Here is what the artist had to say about her work:
Not Waving But Drowning is a look inside an Evangelical marriage. These images show the truth of a life lived in the confines of oppressive gender roles, cult-like manipulation, and the isolation of Fundamentalism.
Each image is equivalence for the unseen, for the reality behind facade. Despite the smiles and appearance of perfection, Complementarianism is an abusive system in which a wife serves her husband as a helpmeet, remains silent, and prays for her spouse to become a better man. The man is the head of the woman, and the woman is to do what she is told. Even her body is not her own. Because churches worship the institution of marriage as a reflection of Christ's relationship with the church, pastors put the institution above the people in it. If a woman leaves she will be shunned.
I use self-portraiture to share my own experience within the Fundamentalist Lifestyle without being explicitly autobiographical; I unmask what is beneath the veneer of perfect marriages and families. My chosen medium of collodion used with contemporary digital media represents the outdated behaviors and rules imposed on women by Fundamentalism.
The title of the series is taken from the Stevie Smith poem by the same name. The title suggests a kind of frantic despair beneath the surface of a smiling, perfect demeanor. It represents the woman who smiles every Sunday while protecting her husband with silence and prayers for change.
The image titles come from The Awakening by Kate Chopin and are sequenced by their titles' place within the story. Unlike Mrs. Pontellier, I choose to thrive in my freedom. I seek to unmask, to reveal truth. Growing up in Fundamentalist Christianity, I endured the cognitive dissonance of wearing the smiling facade to mask the oppressive truth. By unmasking that truth, I set myself free from the burden of my silence. This is my protest. I will no longer be silent. I choose to live.
Biography
Michelle Rogers Pritzl was raised Southern Baptist in Washington DC, where she fell in love with photography in a high school darkroom.

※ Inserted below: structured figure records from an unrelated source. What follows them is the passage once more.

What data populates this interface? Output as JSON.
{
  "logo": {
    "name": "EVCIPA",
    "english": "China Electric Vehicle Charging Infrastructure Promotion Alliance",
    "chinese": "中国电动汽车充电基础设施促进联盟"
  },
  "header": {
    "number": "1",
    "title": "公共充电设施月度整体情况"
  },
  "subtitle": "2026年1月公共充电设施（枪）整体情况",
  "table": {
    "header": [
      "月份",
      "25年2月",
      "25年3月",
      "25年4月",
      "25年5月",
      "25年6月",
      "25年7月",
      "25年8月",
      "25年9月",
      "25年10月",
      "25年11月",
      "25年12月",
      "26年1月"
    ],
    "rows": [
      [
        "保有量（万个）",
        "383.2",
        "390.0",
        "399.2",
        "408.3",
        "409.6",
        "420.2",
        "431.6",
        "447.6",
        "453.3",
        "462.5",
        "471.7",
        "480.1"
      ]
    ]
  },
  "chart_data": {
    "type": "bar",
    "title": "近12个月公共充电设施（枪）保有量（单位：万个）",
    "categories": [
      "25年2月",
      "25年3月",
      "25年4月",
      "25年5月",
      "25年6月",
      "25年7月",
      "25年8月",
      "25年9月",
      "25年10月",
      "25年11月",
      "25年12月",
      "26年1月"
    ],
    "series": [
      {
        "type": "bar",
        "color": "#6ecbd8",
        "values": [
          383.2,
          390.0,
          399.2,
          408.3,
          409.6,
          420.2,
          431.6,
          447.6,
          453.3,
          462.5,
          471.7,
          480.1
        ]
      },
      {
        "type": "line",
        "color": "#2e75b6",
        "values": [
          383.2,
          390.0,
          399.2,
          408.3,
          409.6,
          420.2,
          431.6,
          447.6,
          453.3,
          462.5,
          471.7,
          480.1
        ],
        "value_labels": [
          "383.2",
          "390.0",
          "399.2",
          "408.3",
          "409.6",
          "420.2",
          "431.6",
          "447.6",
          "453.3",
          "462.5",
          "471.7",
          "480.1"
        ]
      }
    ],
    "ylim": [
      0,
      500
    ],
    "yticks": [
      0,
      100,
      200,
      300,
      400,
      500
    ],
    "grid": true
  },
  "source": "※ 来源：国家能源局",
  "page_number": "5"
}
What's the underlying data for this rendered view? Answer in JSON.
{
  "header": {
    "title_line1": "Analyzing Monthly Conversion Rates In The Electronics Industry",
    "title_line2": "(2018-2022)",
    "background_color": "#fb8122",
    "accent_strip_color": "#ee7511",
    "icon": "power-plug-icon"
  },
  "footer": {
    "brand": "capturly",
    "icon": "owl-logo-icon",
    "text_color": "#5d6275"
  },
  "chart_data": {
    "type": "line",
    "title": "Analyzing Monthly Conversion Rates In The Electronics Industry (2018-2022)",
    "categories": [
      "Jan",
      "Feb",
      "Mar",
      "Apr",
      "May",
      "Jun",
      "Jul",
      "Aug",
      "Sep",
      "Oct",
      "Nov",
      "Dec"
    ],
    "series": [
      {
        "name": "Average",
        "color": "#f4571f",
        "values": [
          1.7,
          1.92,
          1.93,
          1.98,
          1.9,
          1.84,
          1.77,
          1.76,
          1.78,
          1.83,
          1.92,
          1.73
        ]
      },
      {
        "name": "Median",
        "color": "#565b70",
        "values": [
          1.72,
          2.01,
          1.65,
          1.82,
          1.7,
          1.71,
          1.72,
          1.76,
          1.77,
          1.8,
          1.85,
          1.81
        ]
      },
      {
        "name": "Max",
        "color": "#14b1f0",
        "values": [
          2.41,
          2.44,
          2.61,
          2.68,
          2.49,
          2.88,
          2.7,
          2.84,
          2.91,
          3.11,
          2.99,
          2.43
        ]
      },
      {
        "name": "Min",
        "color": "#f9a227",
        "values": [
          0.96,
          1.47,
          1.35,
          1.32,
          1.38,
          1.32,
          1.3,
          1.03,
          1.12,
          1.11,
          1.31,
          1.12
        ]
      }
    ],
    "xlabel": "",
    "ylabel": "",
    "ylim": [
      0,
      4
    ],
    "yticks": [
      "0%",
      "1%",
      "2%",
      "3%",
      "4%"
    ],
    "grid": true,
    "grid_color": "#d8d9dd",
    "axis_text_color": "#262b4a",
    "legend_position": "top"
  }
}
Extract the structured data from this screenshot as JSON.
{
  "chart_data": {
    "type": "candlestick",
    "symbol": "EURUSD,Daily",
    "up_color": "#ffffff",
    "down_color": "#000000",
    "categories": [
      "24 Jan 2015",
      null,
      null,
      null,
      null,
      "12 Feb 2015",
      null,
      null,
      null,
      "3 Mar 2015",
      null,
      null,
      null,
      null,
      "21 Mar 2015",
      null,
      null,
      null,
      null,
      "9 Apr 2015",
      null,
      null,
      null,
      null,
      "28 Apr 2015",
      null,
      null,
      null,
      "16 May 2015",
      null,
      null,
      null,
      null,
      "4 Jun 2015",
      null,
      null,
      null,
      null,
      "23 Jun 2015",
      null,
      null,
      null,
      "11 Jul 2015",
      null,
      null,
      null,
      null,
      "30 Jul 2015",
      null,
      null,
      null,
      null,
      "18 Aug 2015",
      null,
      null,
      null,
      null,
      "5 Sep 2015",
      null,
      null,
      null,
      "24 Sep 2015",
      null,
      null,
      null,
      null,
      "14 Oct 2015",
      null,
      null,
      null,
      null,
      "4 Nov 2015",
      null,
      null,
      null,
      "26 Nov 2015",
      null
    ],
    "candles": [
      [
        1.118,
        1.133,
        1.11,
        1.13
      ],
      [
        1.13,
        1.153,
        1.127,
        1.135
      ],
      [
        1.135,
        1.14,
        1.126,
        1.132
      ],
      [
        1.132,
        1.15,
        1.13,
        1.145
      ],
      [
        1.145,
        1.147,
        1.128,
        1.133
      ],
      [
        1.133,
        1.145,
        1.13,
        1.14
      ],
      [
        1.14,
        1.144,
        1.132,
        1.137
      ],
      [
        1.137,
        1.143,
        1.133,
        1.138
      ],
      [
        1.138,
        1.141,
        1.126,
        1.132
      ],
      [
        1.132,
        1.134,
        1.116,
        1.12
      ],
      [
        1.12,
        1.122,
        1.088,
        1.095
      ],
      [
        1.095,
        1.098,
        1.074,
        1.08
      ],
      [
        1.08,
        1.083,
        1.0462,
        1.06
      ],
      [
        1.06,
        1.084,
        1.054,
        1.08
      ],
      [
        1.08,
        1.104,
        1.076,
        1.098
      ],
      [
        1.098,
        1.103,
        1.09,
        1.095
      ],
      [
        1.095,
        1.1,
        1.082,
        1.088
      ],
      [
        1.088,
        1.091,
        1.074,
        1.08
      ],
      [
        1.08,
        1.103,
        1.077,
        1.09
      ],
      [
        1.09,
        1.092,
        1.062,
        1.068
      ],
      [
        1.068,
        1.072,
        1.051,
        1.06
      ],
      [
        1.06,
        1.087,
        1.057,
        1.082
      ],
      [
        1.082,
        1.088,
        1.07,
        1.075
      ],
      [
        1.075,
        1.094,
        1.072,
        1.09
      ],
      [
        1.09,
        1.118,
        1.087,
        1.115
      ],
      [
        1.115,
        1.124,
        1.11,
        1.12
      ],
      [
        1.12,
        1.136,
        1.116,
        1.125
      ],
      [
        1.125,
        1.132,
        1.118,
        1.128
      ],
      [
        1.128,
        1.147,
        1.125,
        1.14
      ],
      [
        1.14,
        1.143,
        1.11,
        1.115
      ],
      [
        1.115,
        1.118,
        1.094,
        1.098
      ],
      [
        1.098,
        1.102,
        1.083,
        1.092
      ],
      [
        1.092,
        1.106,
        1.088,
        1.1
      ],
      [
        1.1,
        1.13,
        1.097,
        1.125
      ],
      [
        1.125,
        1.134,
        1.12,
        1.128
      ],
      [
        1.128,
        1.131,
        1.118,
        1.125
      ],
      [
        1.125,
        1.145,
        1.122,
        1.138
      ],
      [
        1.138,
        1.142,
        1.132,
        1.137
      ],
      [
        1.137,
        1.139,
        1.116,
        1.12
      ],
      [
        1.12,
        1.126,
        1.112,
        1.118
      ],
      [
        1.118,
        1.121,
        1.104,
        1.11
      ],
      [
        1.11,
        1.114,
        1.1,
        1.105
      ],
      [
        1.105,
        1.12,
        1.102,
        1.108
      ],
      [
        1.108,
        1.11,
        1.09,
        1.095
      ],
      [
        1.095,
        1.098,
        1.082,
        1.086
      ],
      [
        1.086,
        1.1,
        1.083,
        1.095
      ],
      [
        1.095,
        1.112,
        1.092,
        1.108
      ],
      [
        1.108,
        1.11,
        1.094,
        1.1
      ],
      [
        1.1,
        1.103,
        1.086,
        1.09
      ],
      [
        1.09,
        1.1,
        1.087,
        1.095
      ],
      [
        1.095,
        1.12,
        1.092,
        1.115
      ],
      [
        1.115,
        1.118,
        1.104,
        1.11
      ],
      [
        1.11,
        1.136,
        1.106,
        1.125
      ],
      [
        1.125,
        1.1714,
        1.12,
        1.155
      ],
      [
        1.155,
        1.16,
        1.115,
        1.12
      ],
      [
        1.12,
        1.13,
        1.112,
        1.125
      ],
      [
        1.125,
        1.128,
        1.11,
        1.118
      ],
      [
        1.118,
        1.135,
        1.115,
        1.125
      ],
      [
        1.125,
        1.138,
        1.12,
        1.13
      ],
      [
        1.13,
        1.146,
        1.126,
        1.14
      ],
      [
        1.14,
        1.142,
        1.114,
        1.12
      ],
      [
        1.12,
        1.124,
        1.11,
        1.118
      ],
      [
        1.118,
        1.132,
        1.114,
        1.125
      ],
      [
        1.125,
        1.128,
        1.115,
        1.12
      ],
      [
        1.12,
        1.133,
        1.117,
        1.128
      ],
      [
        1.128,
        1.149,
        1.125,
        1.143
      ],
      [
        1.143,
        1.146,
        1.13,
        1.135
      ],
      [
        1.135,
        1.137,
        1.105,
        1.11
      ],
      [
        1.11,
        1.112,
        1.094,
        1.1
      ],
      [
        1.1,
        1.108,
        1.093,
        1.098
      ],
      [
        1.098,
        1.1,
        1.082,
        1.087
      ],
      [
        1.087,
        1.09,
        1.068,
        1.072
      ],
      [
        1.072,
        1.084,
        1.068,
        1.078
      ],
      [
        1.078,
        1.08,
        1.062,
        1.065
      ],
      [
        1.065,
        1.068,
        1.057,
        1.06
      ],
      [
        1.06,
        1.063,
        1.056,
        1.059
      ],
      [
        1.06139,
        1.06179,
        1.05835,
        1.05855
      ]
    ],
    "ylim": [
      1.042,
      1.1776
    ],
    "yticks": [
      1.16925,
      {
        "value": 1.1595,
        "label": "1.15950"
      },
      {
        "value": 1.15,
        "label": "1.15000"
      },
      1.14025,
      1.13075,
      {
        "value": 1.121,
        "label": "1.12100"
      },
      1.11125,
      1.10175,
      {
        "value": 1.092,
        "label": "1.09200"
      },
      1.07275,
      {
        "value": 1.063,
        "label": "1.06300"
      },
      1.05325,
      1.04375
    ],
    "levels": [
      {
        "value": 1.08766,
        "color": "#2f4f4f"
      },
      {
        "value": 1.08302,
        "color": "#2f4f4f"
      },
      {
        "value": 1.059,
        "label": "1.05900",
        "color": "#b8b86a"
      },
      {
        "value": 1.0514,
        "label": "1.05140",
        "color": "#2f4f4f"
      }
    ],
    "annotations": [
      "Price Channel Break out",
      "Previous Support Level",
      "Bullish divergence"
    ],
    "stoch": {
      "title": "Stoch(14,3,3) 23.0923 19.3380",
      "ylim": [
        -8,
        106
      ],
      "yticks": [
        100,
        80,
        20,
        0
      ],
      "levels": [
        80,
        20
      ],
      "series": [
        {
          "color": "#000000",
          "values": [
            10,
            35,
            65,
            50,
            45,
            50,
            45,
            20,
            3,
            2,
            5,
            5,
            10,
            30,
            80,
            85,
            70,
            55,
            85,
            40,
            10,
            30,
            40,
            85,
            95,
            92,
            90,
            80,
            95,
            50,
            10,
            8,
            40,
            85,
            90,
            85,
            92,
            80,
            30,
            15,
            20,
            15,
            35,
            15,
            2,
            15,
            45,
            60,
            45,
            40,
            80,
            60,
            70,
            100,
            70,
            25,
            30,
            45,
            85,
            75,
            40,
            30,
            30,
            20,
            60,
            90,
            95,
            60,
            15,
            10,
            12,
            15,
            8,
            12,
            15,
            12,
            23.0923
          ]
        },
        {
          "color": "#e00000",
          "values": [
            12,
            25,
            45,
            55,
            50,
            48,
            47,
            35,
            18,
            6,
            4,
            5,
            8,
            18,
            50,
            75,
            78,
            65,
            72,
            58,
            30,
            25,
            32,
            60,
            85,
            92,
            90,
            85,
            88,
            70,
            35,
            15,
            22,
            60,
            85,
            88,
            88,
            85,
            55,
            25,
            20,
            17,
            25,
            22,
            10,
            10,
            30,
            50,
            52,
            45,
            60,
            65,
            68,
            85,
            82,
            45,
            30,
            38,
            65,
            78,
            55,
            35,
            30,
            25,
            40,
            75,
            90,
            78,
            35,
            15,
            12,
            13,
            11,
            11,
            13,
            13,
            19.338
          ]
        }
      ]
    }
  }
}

Pritzl received a BFA from the Corcoran College of Art and Design in 2001, a MA in Art Education from California State University in 2010, and a MFA in Photography from Lesley University College of Art, where she studied with Christopher James, in 2014. Her work is often autobiographical and explores the tension between past and present in our psychological lives, often working in a digital/analogue hybrid and using historic alternative processes.
Pritzl has been widely exhibited including exhibitions in New York, New Orleans, Fort Collins, Boston and Washington DC. Pritzl was a Critical Mass Top 250 finalist in 2013 and 2014; she has been featured in Lenscratch, Noovo Editions, Diffusion Magazine, Lumen Magazine, Your Daily Photograph via the Duncan Miller Gallery and her work as been recognized by the International Photography Awards, LensCulture and the Prix de la Photographie Paris.